Ему хотелось быть примерным женихом и радовать невесту женскими пустячками, вроде весенней шляпки, шелковой материи на платье, симпатичной мантильи и теплой косынки, чепчиков и носовых платков тонкого полотна. Все эти вещицы взять было положительно неоткуда, и он просил брата непременно достать и прислать... Сестре Варе историю своей любви Ф. М. преподносил в смягченном и округлом виде: Варя должна была объяснить дядюшке Куманину, что женитьба его «не совсем нелепость». Соображения пользы скорее могли подействовать на  дядю,  чем  признания  в  любовных  безумствах.

«Пойми, друг мой! Я до сих пор еще, да и вечно, буду под надзором, под недоверчивостью правительства. Я заслужил это моими заблуждениями. Поверь же, что человеку, остепенившемуся, женившемуся, следовательно, изменившему свое направление в жизни, поверят более, чем свободному как ветер. Возьмут в соображение, что женатый человек не захочет жертвовать судьбою семейства и не увлечется пагубными идеями так же скоро, как и молодой человек (каким был я), зависящий только от себя. А я ищу снискать доверие правительства; мне это надобно. В этом вся судьба моя, и я уже конечно скорее достигну цели моей, хотя бы не пришло позволение писать и печатать».

Даже если бы изложенные для дядюшки резоны и в самом деле стояли во главе угла, то и в этом случае в них не было бы ничего зазорного. Цель писателя — писать и печататься, как и цель женатого мужчины — иметь возможность содержать семью на средства от своего труда, упирались в одну и ту же преграду: надзорное состояние. Тот факт, что статус семейного человека в какой-то степени повышал шанс на «снискание доверия», ничуть не умалял обе цели. Ф. М. имел самые веские основания писать сестре: «Знай, что я уже давно решил эту женитьбу, что это думано и передумано 11/2 года, хотя я не имел положительных надежд до производства, и что теперь я ни за что не отстану от моего намерения».

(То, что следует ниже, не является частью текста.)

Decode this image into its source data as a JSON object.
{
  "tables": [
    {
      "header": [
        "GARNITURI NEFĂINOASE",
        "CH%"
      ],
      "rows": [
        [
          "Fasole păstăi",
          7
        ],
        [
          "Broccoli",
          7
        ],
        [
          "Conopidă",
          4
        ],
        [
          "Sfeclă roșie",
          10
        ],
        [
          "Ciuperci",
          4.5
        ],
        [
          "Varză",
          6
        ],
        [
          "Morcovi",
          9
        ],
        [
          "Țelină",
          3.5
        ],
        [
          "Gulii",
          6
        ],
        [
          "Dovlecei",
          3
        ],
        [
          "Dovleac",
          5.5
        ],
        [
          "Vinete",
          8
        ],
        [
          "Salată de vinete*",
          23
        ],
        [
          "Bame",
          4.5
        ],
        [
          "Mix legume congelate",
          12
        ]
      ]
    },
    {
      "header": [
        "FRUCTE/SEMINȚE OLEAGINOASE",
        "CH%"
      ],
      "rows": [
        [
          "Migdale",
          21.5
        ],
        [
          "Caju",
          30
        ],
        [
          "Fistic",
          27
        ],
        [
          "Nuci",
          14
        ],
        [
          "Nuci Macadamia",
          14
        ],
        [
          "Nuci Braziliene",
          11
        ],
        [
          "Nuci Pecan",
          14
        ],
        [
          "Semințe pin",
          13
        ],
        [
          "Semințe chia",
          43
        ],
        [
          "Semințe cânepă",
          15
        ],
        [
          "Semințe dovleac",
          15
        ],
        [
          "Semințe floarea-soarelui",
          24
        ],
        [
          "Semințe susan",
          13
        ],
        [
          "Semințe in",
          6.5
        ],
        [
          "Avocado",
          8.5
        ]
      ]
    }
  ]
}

Накануне свадьбы Достоевский писал Михаилу: «В своих силах, если только получу позволение, я уверен. Не сочти, ради Христа, за хвастовство с моей стороны, брат бесценный, но знай, смело, будь уверен, что мое литературное имя — непропадшее имя. Материалу в 7 лет накопилось у меня много, мысли мои прояснели и установились; и теперь, когда каждый несет лепту свою на общую пользу, не откажут и мне быть полезным».

Желание писать и печататься, даже не ради упрочения имени, а ради написанного, было столь сильным, что он готов был печатать свои вещи «хоть навсегда» без имени или под псевдонимом. «Если печатать не позволят еще год — я пропал. Тогда лучше не жить! Никогда в жизни моей не было для меня такой критической минуты, как теперь».

Ф. М. не ошибся в призвании, верил в свое литературное имя, был безоглядно влюблен в будущую жену, искренне, а не как циник-торгаш хотел помочь Вергунову, надеялся на долгое семейное счастье и на то, что рано или поздно освободится от долгов и материальной зависимости. Многим из его надежд не суждено будет сбыться, но тем не менее — уже после свадьбы — он напишет Врангелю: «Отношения с Марией Дмитриевной занимали всего меня в последние 2 года. По крайней мере жил, хоть страдал, да жил!»